I have a system of equations with indexed variables. What I want is to solve the dynamic function of one variable and cancel another. For example:
from sympy import symbols, IndexedBase, Eq, solve
t = symbols('t', interger=True)
β = symbols('β')
c, λ = symbols('c λ', cls=IndexedBase)
eq1=Eq(c[t],λ[t])
eq2=Eq(λ[t],β*λ[t+1])
solve([eq1,eq2],[c[t],c[t+1]])
I get the result: {c[t]: λ[t]}. It is right, but what I really want is a function to show the relationship between c[t] and c[t+1] like c[t+1]=f(c[t]) (without λ[t]). Here, the result should be c[t+1]=1/β*c[t].
What should I do? Thank you for your help.
The solve function is not intended to handle situations like this.
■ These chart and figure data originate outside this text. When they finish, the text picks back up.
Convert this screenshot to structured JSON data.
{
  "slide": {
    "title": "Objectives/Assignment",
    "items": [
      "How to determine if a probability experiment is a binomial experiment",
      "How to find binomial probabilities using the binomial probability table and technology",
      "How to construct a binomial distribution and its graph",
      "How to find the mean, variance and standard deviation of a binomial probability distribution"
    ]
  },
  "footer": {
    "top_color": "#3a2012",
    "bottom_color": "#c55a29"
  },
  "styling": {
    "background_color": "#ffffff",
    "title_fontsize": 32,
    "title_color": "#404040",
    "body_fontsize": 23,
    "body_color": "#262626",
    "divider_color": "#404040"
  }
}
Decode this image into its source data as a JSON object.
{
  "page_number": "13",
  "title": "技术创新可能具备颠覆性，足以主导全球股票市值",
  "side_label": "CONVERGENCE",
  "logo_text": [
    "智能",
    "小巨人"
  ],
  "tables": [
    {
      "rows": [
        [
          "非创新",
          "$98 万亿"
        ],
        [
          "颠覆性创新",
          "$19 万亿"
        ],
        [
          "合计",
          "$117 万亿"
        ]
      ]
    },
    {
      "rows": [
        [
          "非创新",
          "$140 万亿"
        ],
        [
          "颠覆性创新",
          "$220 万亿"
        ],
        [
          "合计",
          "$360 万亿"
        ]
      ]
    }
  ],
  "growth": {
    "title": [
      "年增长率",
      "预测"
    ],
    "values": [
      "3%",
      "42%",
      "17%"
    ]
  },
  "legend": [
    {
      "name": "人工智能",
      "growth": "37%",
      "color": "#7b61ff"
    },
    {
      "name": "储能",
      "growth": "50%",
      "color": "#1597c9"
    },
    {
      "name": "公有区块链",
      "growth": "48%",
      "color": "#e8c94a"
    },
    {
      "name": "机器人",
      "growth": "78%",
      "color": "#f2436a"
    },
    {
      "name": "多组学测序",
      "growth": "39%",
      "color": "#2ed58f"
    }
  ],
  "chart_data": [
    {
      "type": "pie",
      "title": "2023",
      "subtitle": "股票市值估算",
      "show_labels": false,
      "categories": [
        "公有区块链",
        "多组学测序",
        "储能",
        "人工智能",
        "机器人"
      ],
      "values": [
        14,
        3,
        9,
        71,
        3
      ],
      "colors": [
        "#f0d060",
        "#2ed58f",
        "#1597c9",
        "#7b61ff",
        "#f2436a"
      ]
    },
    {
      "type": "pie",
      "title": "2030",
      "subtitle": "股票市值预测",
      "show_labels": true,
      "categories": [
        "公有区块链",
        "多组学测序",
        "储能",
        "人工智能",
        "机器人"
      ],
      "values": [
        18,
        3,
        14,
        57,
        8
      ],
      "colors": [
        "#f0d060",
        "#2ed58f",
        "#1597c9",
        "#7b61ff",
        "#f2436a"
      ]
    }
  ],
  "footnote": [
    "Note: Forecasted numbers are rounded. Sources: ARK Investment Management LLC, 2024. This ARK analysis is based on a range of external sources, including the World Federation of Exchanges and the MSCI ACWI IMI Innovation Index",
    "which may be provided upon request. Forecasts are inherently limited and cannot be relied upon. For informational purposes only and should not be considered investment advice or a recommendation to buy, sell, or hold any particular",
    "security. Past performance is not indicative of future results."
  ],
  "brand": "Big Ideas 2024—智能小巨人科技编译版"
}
It's purpose is to solve algebraic equations and so anything like c[t] and c[t+1] are just treated as independent algebraic variables.
You can get what you want using resultant though:
In [15]: from sympy import symbols, IndexedBase, Eq, solve
...:
...: t = symbols('t', interger=True)
...: β = symbols('β')
...: c, λ = symbols('c λ', cls=IndexedBase)
...:
...: eq1=Eq(c[t],λ[t])
...: eq2=Eq(λ[t],β*λ[t+1])
In [16]: resultant(eq1, eq2, λ[t])
Out[16]: β⋅λ[t + 1] - c[t]
In [17]: resultant(resultant(eq1, eq2, λ[t]), eq1.subs(t, t+1), λ[t + 1])
Out[17]: β⋅c[t + 1] - c[t]
In [18]: solve(_, c[t+1], dict=True)
Out[18]:
⎡⎧ c[t]⎫⎤
⎢⎨c[t + 1]: ────⎬⎥
⎣⎩ β ⎭⎦